Kumiko, having placed considerable faith in the opening titles of the film which proclaim that Fargo is a "true" story, obsessively pauses the VHS image upon salient details in order to create a detailed treasure map. It's quite an ingenious plan, at least to Kumiko. Movies are so often about dreams coming true, especially American movies and though the dreams don't come true for the characters in Fargo, she believes that the film itself can make her dreams come true.

Kumiko is clearly suffering from depression. She's teased by all the upwardly mobile young ladies at work, the boss lectures her about lacking ambition, her mother complains endlessly on the telephone about Kumiko being unmarried and even a chance meeting with a dear, old friend from elementary school goes awry when Kumiko storms out of the teahouse she meets her in, crushed by the shame of not having a child and husband as her friend is happily in possession of.

Kumiko has not known any such happiness. In fact, she appears to have never been acquainted with any happiness. Only Fargo gives her hope that one day, she too can be happy.

FARGO gives Kumiko hope that one day, she will be happy.
As luck would have it, her boss gives her the company credit card to buy his wife a birthday gift. This is the chance Kumiko knows she must take. After all, whatever money she embezzles from her boss can be paid back once she finds the hidden treasure of Fargo.
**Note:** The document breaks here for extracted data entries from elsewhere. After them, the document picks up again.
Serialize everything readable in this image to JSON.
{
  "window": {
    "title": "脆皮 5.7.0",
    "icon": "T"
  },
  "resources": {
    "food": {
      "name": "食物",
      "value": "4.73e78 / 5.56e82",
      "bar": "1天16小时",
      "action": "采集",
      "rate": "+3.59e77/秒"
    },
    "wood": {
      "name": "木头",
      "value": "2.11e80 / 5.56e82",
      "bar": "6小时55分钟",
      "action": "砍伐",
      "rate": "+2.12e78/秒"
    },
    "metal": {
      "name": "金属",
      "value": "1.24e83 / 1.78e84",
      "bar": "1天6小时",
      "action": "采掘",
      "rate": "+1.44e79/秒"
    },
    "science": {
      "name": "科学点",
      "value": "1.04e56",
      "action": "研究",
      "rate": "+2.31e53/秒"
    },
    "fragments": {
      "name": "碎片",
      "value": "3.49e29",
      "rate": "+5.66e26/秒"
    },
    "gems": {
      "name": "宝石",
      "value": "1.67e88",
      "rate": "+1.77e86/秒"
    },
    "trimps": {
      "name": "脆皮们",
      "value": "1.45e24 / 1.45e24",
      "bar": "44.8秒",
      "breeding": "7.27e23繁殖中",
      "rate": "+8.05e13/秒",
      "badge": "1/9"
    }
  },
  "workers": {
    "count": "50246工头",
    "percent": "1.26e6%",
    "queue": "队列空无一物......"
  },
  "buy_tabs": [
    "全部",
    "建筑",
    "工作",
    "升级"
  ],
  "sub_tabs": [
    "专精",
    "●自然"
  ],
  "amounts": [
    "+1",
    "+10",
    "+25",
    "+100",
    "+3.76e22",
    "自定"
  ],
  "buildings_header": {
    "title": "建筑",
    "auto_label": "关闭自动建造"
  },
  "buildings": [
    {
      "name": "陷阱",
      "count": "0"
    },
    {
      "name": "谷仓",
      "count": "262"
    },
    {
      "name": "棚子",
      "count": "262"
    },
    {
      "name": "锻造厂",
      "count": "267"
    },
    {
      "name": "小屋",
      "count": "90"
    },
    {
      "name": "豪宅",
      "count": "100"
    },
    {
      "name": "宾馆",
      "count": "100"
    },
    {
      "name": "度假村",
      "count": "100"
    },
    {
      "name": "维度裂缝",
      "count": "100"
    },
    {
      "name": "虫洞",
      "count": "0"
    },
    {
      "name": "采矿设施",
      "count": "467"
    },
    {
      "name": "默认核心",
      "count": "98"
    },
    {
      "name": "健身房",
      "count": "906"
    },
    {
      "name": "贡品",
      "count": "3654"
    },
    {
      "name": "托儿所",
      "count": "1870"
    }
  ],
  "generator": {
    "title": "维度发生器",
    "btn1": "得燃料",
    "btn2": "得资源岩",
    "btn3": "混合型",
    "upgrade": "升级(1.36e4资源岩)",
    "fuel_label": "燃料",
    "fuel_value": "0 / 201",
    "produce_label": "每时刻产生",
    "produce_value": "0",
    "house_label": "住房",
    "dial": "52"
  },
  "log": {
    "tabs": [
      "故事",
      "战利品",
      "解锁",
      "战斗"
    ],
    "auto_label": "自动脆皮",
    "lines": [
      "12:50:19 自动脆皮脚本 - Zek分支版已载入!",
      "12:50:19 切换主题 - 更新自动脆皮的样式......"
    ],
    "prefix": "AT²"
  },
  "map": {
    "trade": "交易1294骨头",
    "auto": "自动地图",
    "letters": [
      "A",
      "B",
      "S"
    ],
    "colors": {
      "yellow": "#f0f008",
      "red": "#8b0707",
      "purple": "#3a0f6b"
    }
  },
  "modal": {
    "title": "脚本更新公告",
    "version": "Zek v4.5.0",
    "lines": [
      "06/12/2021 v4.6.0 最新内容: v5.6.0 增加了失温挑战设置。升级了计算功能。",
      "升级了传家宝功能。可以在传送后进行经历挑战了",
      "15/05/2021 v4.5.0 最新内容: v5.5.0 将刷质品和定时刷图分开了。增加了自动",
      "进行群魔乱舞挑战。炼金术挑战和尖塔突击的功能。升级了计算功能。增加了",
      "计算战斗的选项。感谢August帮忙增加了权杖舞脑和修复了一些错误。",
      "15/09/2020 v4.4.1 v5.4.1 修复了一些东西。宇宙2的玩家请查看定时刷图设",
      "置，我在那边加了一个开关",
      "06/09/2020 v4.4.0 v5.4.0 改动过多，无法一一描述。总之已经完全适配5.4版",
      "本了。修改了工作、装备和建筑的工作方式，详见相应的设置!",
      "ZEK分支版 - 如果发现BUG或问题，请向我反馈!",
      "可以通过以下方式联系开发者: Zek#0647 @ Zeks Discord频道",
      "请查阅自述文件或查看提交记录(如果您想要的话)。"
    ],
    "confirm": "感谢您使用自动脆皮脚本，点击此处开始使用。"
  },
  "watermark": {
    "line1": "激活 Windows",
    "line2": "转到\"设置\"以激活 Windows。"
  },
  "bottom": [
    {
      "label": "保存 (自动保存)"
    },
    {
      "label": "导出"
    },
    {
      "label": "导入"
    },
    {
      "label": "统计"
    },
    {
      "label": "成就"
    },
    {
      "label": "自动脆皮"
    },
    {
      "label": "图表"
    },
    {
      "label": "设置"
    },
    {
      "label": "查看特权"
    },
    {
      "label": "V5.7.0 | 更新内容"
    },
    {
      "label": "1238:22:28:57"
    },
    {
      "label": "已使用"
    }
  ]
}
The American Dream and all of its untold promise and riches is a mere flight from Tokyo to Minneapolis, Minnesota.

She must take the plunge.

Bidding a teary-eyed farewell to the only thing in the world she loves, her dwarf bunny, Kumiko then hops aboard the first available airplane, eventually landing in the middle of a harsh Minnesota winter. Her odyssey through the heartland of America is the stuff movies are made of.

Alas, dreams are not always made of the same thing.

What the Zellner duo have achieved here seems almost incalculable, especially as they eventually infuse you with joy and sadness all at once during the film's final act. One thing is certain, they have etched an indelible portrait of hope in the face of unyielding madness. We're given the opportunity to experience an America not unlike that which the Coen Brothers detailed in Fargo, however, none of it in the Zellners' film feels derivative and manages, thankfully, to avoid even a shred of film-geek homage. Fargo, the movie, is not just an instrument which inspires Kumiko's desires, it's like a part of Kumiko's character and soul and represents an ethos of both America and madness. Kumiko is no mere stranger in a strange land, but a stranger in her own land who becomes a stranger in a strange land - a woman without a country save for that which exists in her mind.

There isn't a false note to be found in this gorgeously acted, directed and photographed movie. It is not without humour, but none of it is at Kumiko's expense and when the film slowly slides into full blown tragedy, the Zellners surround Kumiko in the ever-accumulating high winds and snow under the big skies of Minnesota. We get, as she does, a bittersweet taste of happiness - a dream of triumph, a dream of reunion, a dream of peace, at last.

THE FILM CORNER RATING: ***** 5-Stars

Kumiko The Treasure Hunter screened at the Toronto After Dark Film Festival. (TADFF 2014) It will be released theatrically in Canada via FilmsWeLike and in the USA via Amplify Releasing.